Bug 1558016

Summary: test ./tests/bugs/ec/bug-1236065.t is generating crash on build
Product: [Community] GlusterFS Reporter: Mohit Agrawal <moagrawa>
Component: disperseAssignee: Xavi Hernandez <jahernan>
Status: CLOSED CURRENTRELEASE QA Contact:
Severity: unspecified Docs Contact:
Priority: unspecified    
Version: mainlineCC: bugs, jahernan
Target Milestone: ---   
Target Release: ---   
Hardware: Unspecified   
OS: Unspecified   
Whiteboard:
Fixed In Version: glusterfs-v4.1.0 Doc Type: If docs needed, set a value
Doc Text:
Story Points: ---
Clone Of:
: 1559079 (view as bug list) Environment:
Last Closed: 2018-06-20 18:02:26 UTC Type: Bug
Regression: --- Mount Type: ---
Documentation: --- CRM:
Verified Versions: Category: ---
oVirt Team: --- RHEL 7.3 requirements from Atomic Host:
Cloudforms Team: --- Target Upstream Version:
Embargoed:
Bug Depends On:    
Bug Blocks: 1559079    

Description Mohit Agrawal 2018-03-19 12:42:51 UTC
Description of problem:
Test ./tests/bugs/ec/bug-1236065.t is generated crash in multiple builds
https://build.gluster.org/job/centos7-regression/379/console
https://build.gluster.org/job/centos7-regression/380/console

Version-Release number of selected component (if applicable):


How reproducible:
Always

Steps to Reproduce:
1.Run below command to generate the crash, After execute test case 3rd/4th attempt
it has generated crash. 
for i in {1..10}; do prove -vf ./tests/bugs/ec/bug-1236065.t; done

Actual results:


Expected results:


Additional info:

Comment 2 Xavi Hernandez 2018-03-19 19:29:38 UTC
A first analysis shows that a readdirp request is returning directory entries with empty iatt information. I'll check why this happens. Anyway a heal shouldn't be attempted with a NULL gfid. I'll add a check for this.

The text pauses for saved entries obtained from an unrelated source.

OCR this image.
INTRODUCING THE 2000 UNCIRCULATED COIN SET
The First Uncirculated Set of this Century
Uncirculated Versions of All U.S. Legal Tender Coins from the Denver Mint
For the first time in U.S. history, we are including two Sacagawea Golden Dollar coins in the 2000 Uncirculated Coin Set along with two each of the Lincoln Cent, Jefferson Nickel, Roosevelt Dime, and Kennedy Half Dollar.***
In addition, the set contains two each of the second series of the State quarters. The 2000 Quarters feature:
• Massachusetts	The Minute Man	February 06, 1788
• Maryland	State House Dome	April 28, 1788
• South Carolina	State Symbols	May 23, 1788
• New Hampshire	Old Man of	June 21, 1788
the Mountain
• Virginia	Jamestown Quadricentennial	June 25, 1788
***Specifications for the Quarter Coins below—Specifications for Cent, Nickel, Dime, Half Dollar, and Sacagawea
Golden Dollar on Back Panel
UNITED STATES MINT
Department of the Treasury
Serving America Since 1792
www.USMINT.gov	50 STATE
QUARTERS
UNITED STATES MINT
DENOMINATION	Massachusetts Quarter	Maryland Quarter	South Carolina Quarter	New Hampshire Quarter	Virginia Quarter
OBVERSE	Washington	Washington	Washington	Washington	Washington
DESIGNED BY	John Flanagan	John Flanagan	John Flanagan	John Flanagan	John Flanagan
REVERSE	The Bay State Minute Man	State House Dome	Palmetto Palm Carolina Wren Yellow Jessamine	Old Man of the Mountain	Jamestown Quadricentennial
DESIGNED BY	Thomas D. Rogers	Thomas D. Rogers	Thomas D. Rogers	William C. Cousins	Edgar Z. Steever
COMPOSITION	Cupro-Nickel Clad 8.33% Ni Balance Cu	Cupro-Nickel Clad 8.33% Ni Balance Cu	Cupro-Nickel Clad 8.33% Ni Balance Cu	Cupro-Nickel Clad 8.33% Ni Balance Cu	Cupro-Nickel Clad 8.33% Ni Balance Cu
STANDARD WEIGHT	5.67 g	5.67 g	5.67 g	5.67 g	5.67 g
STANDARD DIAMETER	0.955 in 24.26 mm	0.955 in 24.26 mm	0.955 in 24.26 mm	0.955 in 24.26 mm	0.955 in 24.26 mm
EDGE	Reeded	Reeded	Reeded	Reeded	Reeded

Comment 3 Worker Ant 2018-03-20 10:07:44 UTC
REVIEW: https://review.gluster.org/19746 (cluster/ec: fix SHD crash for null gfid's) posted (#1) for review on master by Xavi Hernandez

Comment 4 Worker Ant 2018-03-21 16:28:04 UTC
COMMIT: https://review.gluster.org/19746 committed in master by "Xavi Hernandez" <xhernandez> with a commit message- cluster/ec: fix SHD crash for null gfid's

When the self-heal daemon is doing a full sweep it uses readdirp to
get extra stat information from each file. This information is
obtained in two steps by the posix xlator: first the directory is
read to get the entries and then each entry is stated to get additional
info. Between these two steps, it's possible that the file is removed
by the user, so we'll get an error, leaving stat info empty.

EC's heal daemon was using the gfid blindly, causing an assert failure
when protocol/client was trying to encode the gfid.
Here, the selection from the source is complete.